この挿絵、怖いですね。まるで、最近の日本製ホラー映画に出てくる化け物のようだ。

2006/09/23


装丁帯にこうある。
その密使は、時空を超えてやってきた。朝鮮を侵略した仇敵を抹殺するために………。
伊藤博文、絶体絶命!
韓流も嫌韓流も唸らせる、壮大無比な伝奇時代小説、ここに誕生。
「おれは長州藩の伊藤俊輔だ。足軽以下の小者で、閣下なんて呼ばれる身分じゃない」
「今はそうでも」女は畏まった口調で答えた。
「閣下はいずれ、大日本帝国の初代内閣総理大臣――宰相におなりあそばします。わたしは、閣下が総理大臣となられる時代から参ったのです」
「………莫迦な。その………未来から、来たと?」

このコピーを見ただけでおよその筋書きが見える
で、こんな風に思った。
荒山伝奇小説もいよいよバックトゥザフューチャーかよ。
李朝朝鮮国は日本の宰相・伊藤博文により植民地にされる。
だから、朝鮮の刺客がタイムスリップ、若き日の伊藤博文=伊藤俊輔を抹殺して日韓併合の歴史を覆そうとする。実際予想通りの筋書きだった。
歴史改変の戦いについては、古くは豊田有恒『退魔戦記』が、映画ではシュワチャンの『ターミネーター』って名画など数々の作品があって、このアイデアに驚くような新しさはない。

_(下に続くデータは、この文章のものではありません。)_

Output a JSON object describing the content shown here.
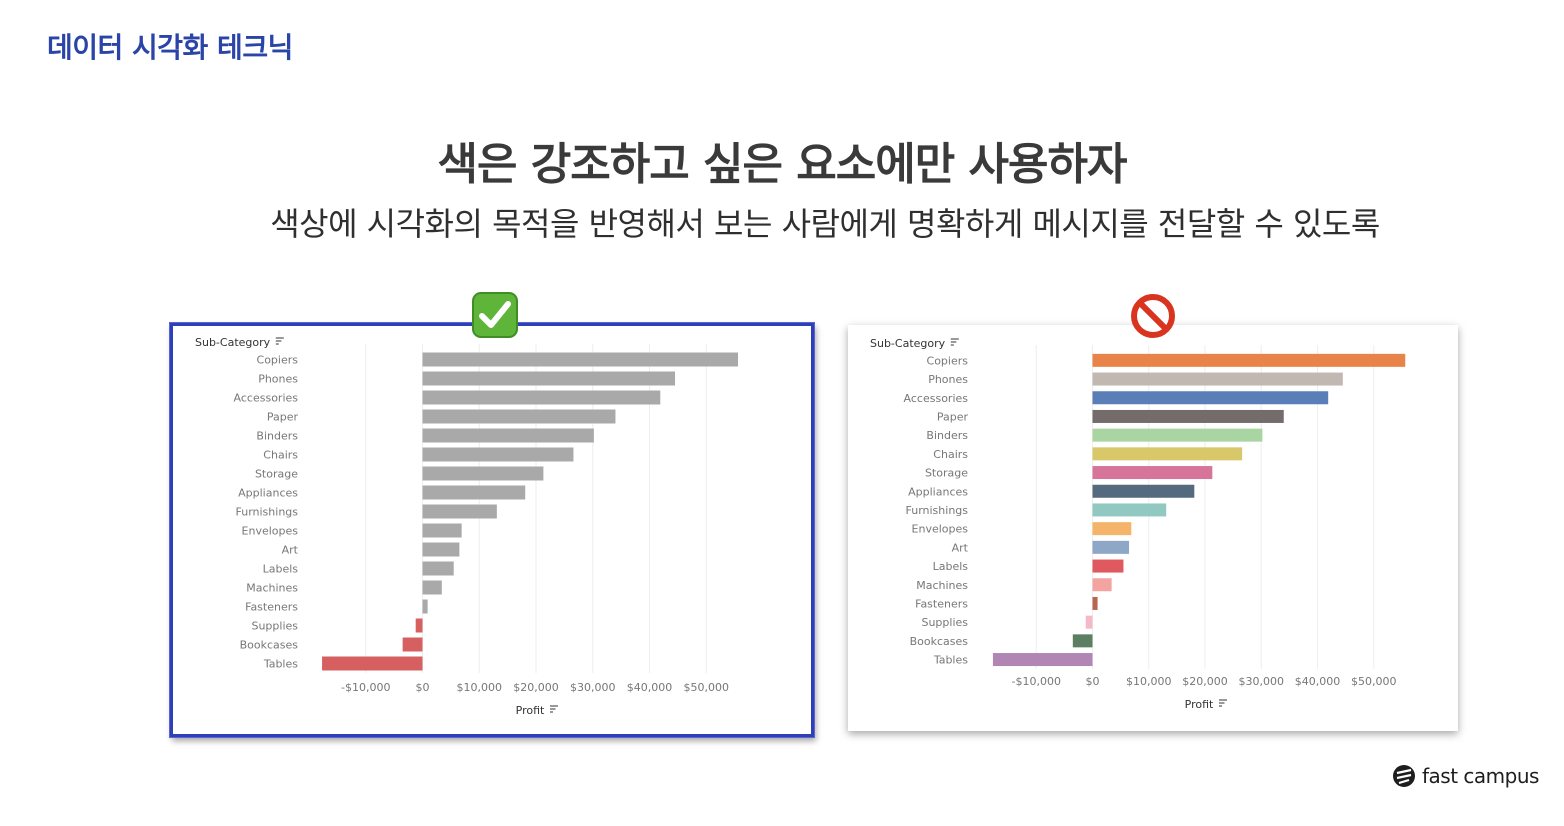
{
  "header": {
    "tag": "데이터 시각화 테크닉",
    "title": "색은 강조하고 싶은 요소에만 사용하자",
    "subtitle": "색상에 시각화의 목적을 반영해서 보는 사람에게 명확하게 메시지를 전달할 수 있도록"
  },
  "badges": {
    "good": "check-mark",
    "bad": "prohibited-sign"
  },
  "logo": {
    "text": "fast campus"
  },
  "chart_data": [
    {
      "type": "bar",
      "orientation": "horizontal",
      "ylabel": "Sub-Category",
      "xlabel": "Profit",
      "categories": [
        "Copiers",
        "Phones",
        "Accessories",
        "Paper",
        "Binders",
        "Chairs",
        "Storage",
        "Appliances",
        "Furnishings",
        "Envelopes",
        "Art",
        "Labels",
        "Machines",
        "Fasteners",
        "Supplies",
        "Bookcases",
        "Tables"
      ],
      "values": [
        55600,
        44500,
        41900,
        34000,
        30200,
        26600,
        21300,
        18100,
        13100,
        6900,
        6500,
        5500,
        3400,
        900,
        -1200,
        -3500,
        -17700
      ],
      "xlim": [
        -20000,
        60000
      ],
      "xticks": [
        -10000,
        0,
        10000,
        20000,
        30000,
        40000,
        50000
      ],
      "xtick_labels": [
        "-$10,000",
        "$0",
        "$10,000",
        "$20,000",
        "$30,000",
        "$40,000",
        "$50,000"
      ],
      "positive_color": "#a9a9a9",
      "negative_color": "#d65f5f",
      "grid": true
    },
    {
      "type": "bar",
      "orientation": "horizontal",
      "ylabel": "Sub-Category",
      "xlabel": "Profit",
      "categories": [
        "Copiers",
        "Phones",
        "Accessories",
        "Paper",
        "Binders",
        "Chairs",
        "Storage",
        "Appliances",
        "Furnishings",
        "Envelopes",
        "Art",
        "Labels",
        "Machines",
        "Fasteners",
        "Supplies",
        "Bookcases",
        "Tables"
      ],
      "values": [
        55600,
        44500,
        41900,
        34000,
        30200,
        26600,
        21300,
        18100,
        13100,
        6900,
        6500,
        5500,
        3400,
        900,
        -1200,
        -3500,
        -17700
      ],
      "xlim": [
        -20000,
        60000
      ],
      "xticks": [
        -10000,
        0,
        10000,
        20000,
        30000,
        40000,
        50000
      ],
      "xtick_labels": [
        "-$10,000",
        "$0",
        "$10,000",
        "$20,000",
        "$30,000",
        "$40,000",
        "$50,000"
      ],
      "colors": [
        "#e8834a",
        "#c2b8b2",
        "#5a7fb8",
        "#746b6b",
        "#a8d5a2",
        "#d8c86a",
        "#d77499",
        "#55697f",
        "#92c8c2",
        "#f4b56a",
        "#8ea7c6",
        "#e0595f",
        "#f3a4a0",
        "#b9654f",
        "#f4b8c9",
        "#5c7f62",
        "#b185b4"
      ],
      "grid": true
    }
  ]
}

李朝末期、政権の中心にある事大主義の反日的派と日本と結びながら自主近代化を進めようとする開化派の抗争。この史実を背景に時空を超えた死闘が展開する。

最近、朝鮮併合とは欧米列強の植民地戦略を阻止し、清朝中国・ロシアの支配からの朝鮮国独立を意図したものだする見解をよく目にする。私らの時代は日本の帝国主義的侵略だと学んだものだ。この論議が現代政治のアジア外交に重たく直結するものだから、実はこの荒唐無稽な伝奇小説もいささかきな臭い。伝奇小説はそれらしく遠い昔のお話にしておいたほうが楽しめるんじゃぁないか。
と、そんな気がかりもある。

厳寒の海原、一人小船を操る俊輔の眼前に全裸の女が浮かび上がる。ショケイギョシ?スタートの怪異からスピード感あるストーリーにひきつけられる。そして山田風太郎忍法帖も顔負けのグロテスクな妖術が次々に、長州武士団をなぎ倒し、殺しつくす。これが見所、読みどころのエンタテインメントだ。

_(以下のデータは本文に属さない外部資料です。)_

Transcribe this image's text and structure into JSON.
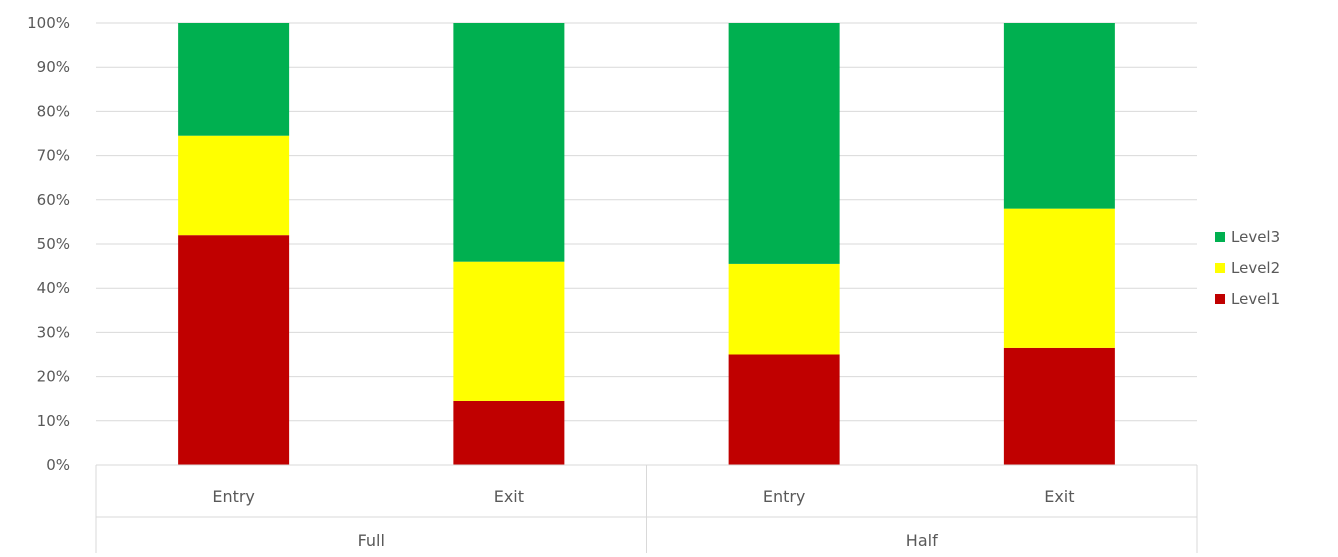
{
  "chart_data": {
    "type": "bar",
    "stacked": true,
    "percent_stacked": true,
    "title": "",
    "xlabel": "",
    "ylabel": "",
    "ylim": [
      0,
      100
    ],
    "y_ticks": [
      "0%",
      "10%",
      "20%",
      "30%",
      "40%",
      "50%",
      "60%",
      "70%",
      "80%",
      "90%",
      "100%"
    ],
    "grid": true,
    "legend_position": "right",
    "groups": [
      {
        "label": "Full",
        "categories": [
          "Entry",
          "Exit"
        ]
      },
      {
        "label": "Half",
        "categories": [
          "Entry",
          "Exit"
        ]
      }
    ],
    "series": [
      {
        "name": "Level1",
        "color": "#c00000",
        "values": [
          52,
          14.5,
          25,
          26.5
        ]
      },
      {
        "name": "Level2",
        "color": "#ffff00",
        "values": [
          22.5,
          31.5,
          20.5,
          31.5
        ]
      },
      {
        "name": "Level3",
        "color": "#00b050",
        "values": [
          25.5,
          54,
          54.5,
          42
        ]
      }
    ],
    "legend_order": [
      "Level3",
      "Level2",
      "Level1"
    ]
  },
  "colors": {
    "grid": "#d9d9d9",
    "text": "#595959",
    "axis": "#d9d9d9"
  }
}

しかしこの妖術は著者のこれまでの妖術とはかなり趣が異なる。視覚的なのだ。自ら変身し、物理的に岩山や林を損壊し、人間を大量殺戮するのだから、これは妖術なのだろうかと、とにかくその超人エネルギーたるや数ある伝奇・忍法小説でも前代未聞の破壊力である。実を言うと映画『X−MEN ファイナル・デシジョン』を見た直後だった。このミュータントたちの途方もない念動力が巨大建造物を破壊し人間を粉微塵にして吹き飛ばす映像の重量感に息を呑んだ。
荒山徹が作品を発表するたびにその妖術に珍奇な工夫をしているのはわかるが、具体的な破壊力の大きさだけを表現するのであればそれは映像技術にはかなわないと思った。

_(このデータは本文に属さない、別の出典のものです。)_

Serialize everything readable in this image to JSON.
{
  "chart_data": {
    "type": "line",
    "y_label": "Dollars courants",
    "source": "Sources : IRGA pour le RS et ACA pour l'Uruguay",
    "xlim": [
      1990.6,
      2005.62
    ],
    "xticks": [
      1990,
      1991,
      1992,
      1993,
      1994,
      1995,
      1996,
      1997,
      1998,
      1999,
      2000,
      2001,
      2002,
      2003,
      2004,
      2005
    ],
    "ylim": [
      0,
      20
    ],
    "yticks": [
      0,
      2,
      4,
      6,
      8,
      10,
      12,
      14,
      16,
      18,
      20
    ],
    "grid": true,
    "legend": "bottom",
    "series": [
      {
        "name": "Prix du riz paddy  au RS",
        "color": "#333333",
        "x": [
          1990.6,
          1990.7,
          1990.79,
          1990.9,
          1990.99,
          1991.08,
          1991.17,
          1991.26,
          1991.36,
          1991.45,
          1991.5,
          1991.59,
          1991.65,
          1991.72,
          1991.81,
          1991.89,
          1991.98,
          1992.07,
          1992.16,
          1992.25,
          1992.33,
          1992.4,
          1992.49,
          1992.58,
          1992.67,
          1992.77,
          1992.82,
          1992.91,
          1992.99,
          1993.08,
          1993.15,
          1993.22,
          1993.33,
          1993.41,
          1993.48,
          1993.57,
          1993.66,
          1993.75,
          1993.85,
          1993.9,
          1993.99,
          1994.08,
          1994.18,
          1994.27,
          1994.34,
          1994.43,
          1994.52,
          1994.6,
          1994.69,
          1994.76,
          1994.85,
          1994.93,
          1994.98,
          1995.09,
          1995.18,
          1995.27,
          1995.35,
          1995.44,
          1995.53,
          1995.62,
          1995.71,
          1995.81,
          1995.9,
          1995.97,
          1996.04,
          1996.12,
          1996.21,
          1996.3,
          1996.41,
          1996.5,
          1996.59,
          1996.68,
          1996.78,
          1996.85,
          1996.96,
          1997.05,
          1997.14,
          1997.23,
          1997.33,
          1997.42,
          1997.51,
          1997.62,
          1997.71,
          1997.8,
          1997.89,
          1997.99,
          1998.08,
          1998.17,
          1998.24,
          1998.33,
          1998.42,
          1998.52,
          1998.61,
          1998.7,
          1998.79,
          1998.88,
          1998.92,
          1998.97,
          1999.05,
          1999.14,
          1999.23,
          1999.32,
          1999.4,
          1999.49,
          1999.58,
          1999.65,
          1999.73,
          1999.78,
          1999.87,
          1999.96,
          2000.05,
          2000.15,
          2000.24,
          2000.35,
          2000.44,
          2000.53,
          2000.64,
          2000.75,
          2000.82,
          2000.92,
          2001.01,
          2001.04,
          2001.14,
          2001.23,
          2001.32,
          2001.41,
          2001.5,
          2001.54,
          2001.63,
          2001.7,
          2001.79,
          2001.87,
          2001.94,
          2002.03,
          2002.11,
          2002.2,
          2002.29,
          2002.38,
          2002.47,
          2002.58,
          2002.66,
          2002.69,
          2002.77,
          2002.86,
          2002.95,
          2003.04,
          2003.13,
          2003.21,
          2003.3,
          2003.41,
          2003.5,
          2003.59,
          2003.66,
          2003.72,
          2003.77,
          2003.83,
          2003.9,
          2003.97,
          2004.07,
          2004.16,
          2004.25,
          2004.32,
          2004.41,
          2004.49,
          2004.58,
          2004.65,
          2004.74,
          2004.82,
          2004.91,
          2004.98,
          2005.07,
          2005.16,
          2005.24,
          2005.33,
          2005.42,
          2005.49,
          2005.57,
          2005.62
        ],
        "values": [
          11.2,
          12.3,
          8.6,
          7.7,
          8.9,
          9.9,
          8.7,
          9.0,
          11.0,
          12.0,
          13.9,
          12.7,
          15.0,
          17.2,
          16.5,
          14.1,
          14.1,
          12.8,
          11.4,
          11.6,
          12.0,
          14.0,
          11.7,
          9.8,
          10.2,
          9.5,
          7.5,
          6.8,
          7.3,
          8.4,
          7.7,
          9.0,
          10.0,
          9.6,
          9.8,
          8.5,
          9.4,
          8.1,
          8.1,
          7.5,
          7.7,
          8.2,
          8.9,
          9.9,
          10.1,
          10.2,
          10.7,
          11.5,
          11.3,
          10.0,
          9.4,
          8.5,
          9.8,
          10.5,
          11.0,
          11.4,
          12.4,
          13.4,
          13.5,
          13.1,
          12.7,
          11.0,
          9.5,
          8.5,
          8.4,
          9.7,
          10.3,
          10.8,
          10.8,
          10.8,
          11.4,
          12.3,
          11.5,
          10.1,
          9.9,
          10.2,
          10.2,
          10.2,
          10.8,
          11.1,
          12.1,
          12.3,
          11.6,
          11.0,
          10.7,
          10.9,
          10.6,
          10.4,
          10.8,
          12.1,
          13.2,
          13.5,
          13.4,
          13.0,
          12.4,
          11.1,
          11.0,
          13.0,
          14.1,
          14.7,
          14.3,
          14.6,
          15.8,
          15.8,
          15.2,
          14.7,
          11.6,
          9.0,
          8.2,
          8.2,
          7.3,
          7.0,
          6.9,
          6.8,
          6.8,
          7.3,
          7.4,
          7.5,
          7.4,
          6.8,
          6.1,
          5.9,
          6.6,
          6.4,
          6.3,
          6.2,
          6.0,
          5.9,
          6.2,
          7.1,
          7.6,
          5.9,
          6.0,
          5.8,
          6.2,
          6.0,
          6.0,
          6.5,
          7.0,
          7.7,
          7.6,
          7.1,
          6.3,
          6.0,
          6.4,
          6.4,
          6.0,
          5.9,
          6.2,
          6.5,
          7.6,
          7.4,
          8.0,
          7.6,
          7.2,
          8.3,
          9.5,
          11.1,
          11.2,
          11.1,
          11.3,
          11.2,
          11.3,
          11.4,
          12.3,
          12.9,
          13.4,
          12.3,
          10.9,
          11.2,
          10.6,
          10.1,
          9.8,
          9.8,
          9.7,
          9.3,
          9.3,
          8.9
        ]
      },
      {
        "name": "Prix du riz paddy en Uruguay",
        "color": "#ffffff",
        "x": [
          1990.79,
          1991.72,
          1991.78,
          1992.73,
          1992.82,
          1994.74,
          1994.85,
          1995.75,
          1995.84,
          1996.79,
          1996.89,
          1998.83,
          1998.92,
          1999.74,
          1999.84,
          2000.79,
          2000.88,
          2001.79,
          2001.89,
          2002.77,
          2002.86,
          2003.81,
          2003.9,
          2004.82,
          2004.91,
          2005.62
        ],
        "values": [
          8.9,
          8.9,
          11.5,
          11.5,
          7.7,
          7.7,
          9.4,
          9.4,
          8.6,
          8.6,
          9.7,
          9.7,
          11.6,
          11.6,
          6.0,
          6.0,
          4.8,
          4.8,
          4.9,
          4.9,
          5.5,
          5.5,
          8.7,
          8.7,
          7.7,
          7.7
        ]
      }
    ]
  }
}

もともと荒山徹作品はお隣の朝鮮との外交秘史に奇想天外な妖術・剣法のさわりが程よく調和するところに独特の魅力がある。視覚と無縁に読者のイメージを膨らませる。そこには映像技術とは次元の違う面白さがあったものだ。


早瀬乱 『三年坂 火の夢』 

首都東京の成り立ちにはこんな不思議な伝奇、伝承があったのかしら。と首を傾げつつも本当らしさに魅了されます。
全国的な不平士族による反乱は鎮まったもののいまだその余韻が重たい政情不安の明治政府である。「三年坂で転んでね」――そう言って兄は死んだ。

2006/10/03
東京にはいくつかの「三年坂」があるという。その坂で転ぶと死ぬのだそうだ。父の失踪を探る兄が死んだ。明治32年(1899年)、奈良県S市。没落士族の次男坊に生まれた内村実之。貧しさの中のしかし実直の若者らしい青春の一ページが始まる。家族から立身出世を期待され、上京して一高・帝大をめざす受験勉強の傍ら父と兄に関わる真実を探るために奇怪な謎に肉薄していく。
高島鍍金、銀座に住まう高等遊民は夢を見る。東京が全焼する、顔の見えない人力俥夫が火の粉をあびながら炎熱地獄を駆け回る。帝都全体を炎上させるための要となる「発火点」がいくつかあるのだそうだ。高島がうなされるのは夢か幻かそれとも予知夢なのだろうか。
「三年坂伝承」と「発火点伝承」。大田道灌の江戸城構築よりも前から今に至る帝都の成立・破壊・再建の歴史には隠された国家的秘事がある!?その秘事にかかわる怪しい家紋をもつ一族の登場?
実之と最下層に生きる少年、鍍金と帝大工科の研究生。この二組がそれぞれにたどる二つの伝承に隠された真実が交差したとき………。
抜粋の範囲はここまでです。